No, We Haven’t Killed Each Other, Yet

Our wedding!

Today marks two whole months since R. and I got hitched!  Time has flown by, and we’ve definitely had our hands full since the wedding!

Speaking of busy, I’m here to tell you the cold, hard truth of combining finances with your spouse – why it sucks, why it’s fantastic, and why it’s the best thing to keep your marriage together.  I may not be an expert on marriage yet, but I know what old married couples have told me.

Even the thought of combining accounts is enough for some of us to jump out a window.  Especially when you’re in your 30’s and have managed money independently for some time.  It feels like there’s suddenly a rooster in the hen-house.  “Hey, um, what are you doing here?  No, no, that’s mine – please don’t go through my things!”  It’s weird.  Not only does your spouse have access to all of your money, but you also hand over an equal vote to what happens to that money.  And it’s not just your money anymore, it’s our money.  Every feminist bone in my body wanted to jump out and burn a bra in solidarity of my independent sisters not needing men. 

But then I realized something.  I want R. in my life.  I want him to be a part of every decision and every dream that I have.  I chose him exactly two months ago to be with me for life.  I don’t need him, but I want him.  So I decided to act like it.

R. agreed to shut down his accounts with a big, yucky bank and we made my awesome, local credit union accounts a joint venture.  Once I knew all the money was just in the one checking and savings, I could breathe.  It is so much easier!  Anytime a debit purchase is made or a bill is paid, we only have to keep up with one account.  It’s fantastic.  Other reasons why its the greatest thing since Boston Cream Pie:

It makes budgeting a breeze.  When you only have money going in and out of once place, you only need to make one plan – not a thousand little contingency plans (“if a then c, d, or e? What??”).  Compound this with zero debt and you’re solid.  Life is easier when you pay for things only with the cash on hand from one account.

You make a plan for the things you want and dreams you want to achieve, together.  Ever hear that saying that “a dream without a plan is just a wish”?  It’s so freaking true, folks!  If you’re married, chances are pretty good that your spouse wants to see you happy and will support you in meeting your goals.  What better way to do that than to sit down and plan what money will go where so those dreams become reality?  I’ve been wanting to be an accountant and CPA for the past 4 years.  R. is on board, so we’ve allocated $500 a month for my education expenses (how sweet is that?).  On the flip side, R. wants to do an out of state bike race, so we’ll budget some money for that so he can go kick some ass:)

You keep each other from paying stupid tax.  Remember that time you got screwed over on a car deal or that other time you bought a really extravagant wedding gift for some cousin you hardly know?  No? Your spouse probably does.  Having someone else to hold you accountable allows you to think carefully about your decisions.  Two heads are always better than one (usually).  Just like the three branches of government, sometimes we need checks and balances to keep us from veering off the edge.  Having to discuss purchases allows you the time to slow down and really think through the costs vs. benefits.

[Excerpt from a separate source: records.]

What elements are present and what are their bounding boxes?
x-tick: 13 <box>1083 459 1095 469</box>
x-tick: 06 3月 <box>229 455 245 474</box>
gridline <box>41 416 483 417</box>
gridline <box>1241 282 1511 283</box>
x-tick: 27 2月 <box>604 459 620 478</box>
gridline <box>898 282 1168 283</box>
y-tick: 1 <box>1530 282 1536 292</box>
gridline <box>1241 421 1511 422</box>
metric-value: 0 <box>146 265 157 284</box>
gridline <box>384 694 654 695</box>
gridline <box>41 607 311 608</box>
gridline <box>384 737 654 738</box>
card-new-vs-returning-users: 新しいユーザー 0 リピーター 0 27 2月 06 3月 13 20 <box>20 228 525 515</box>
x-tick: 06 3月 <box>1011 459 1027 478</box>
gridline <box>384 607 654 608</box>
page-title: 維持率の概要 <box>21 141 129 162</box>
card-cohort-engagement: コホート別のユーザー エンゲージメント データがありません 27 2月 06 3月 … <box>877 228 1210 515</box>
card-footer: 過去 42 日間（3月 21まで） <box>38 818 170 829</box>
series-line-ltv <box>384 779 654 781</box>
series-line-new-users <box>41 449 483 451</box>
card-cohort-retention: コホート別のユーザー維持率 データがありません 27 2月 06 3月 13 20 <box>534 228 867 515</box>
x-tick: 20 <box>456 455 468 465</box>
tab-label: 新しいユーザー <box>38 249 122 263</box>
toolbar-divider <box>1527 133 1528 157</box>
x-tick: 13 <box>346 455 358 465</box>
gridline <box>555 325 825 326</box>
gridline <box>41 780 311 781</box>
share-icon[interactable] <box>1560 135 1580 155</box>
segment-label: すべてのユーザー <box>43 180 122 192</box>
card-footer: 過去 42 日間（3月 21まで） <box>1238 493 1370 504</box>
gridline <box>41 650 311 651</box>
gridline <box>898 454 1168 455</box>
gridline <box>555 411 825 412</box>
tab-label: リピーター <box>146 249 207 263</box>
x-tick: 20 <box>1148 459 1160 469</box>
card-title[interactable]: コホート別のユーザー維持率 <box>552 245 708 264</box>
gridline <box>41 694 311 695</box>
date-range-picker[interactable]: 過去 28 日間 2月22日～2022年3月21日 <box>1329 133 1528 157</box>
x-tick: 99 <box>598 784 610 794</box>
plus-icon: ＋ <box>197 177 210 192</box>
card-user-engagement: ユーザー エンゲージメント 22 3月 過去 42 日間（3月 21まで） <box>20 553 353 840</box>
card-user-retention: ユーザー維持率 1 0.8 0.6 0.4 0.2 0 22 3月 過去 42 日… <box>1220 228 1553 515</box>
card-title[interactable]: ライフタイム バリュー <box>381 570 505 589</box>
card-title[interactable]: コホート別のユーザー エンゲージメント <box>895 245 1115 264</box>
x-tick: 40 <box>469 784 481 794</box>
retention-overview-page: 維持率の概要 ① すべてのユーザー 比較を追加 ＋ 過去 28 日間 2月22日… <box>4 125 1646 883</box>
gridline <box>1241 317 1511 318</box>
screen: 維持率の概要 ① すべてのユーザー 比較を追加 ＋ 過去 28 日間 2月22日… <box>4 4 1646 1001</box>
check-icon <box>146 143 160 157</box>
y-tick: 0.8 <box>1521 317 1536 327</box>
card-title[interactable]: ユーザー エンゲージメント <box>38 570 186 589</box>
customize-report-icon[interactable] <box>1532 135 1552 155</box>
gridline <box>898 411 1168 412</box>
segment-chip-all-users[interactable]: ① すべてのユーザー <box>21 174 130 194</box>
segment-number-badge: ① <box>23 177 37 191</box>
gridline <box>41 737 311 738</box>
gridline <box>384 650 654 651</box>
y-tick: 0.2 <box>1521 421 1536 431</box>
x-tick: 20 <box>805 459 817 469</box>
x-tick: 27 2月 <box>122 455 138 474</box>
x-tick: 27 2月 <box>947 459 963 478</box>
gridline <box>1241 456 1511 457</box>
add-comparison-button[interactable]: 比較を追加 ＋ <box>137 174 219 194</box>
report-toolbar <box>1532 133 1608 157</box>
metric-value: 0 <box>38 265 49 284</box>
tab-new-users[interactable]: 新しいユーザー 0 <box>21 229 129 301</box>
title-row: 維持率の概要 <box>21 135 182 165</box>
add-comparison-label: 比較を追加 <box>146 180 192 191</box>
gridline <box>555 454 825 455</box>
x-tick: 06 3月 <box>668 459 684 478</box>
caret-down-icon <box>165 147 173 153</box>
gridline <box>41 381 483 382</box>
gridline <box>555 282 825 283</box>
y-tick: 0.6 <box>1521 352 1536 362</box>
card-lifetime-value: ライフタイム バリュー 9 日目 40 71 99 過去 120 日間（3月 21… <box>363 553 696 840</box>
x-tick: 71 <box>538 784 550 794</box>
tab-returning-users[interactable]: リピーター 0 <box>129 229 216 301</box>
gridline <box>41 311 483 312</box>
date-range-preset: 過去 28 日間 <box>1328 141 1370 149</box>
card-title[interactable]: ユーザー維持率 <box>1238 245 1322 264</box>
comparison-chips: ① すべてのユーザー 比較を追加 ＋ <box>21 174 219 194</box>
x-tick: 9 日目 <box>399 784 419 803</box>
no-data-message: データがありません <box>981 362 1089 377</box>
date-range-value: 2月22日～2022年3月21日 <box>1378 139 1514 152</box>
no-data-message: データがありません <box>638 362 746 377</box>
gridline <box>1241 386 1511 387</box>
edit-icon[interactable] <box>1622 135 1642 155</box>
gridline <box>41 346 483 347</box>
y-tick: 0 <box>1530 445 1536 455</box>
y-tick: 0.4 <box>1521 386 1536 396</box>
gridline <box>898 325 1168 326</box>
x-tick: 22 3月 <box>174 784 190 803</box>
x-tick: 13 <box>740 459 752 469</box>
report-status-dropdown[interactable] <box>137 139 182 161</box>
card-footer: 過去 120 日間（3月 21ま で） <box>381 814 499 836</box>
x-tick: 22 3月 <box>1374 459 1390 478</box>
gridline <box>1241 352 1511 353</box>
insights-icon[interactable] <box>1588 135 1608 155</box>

You consult each other before making decisions.  Some may balk at this, but this is essential for keeping harmony in your home.  You know your spouse is going to see what kind of spending you’re doing.  Its either agreed upon spending, or its not.  Simple as that.  The checking account is like the playing field, and the budget is the game rules.  “This is what we’re going to spend this month on these things.”  You both agree or its a no-go.  And sometimes life happens or an emergency pops up.  Okay, take a moment and talk to each other!  You can always adjust the budget.  This is more about respect than it is about money.  I know R. and I are always on the same side when he asks my opinion about something or I want to know how much money we can spend on xyz.

Has it been all lollipops and unicorns in our house?  No.  It’s really hard to combine your lives and your finances, even with someone you deeply love.  There is an adjustment period that I’m sure we’re still mucking our way through.  But I know we’ll come out on the other side, better for combining our finances and tackling life as a team.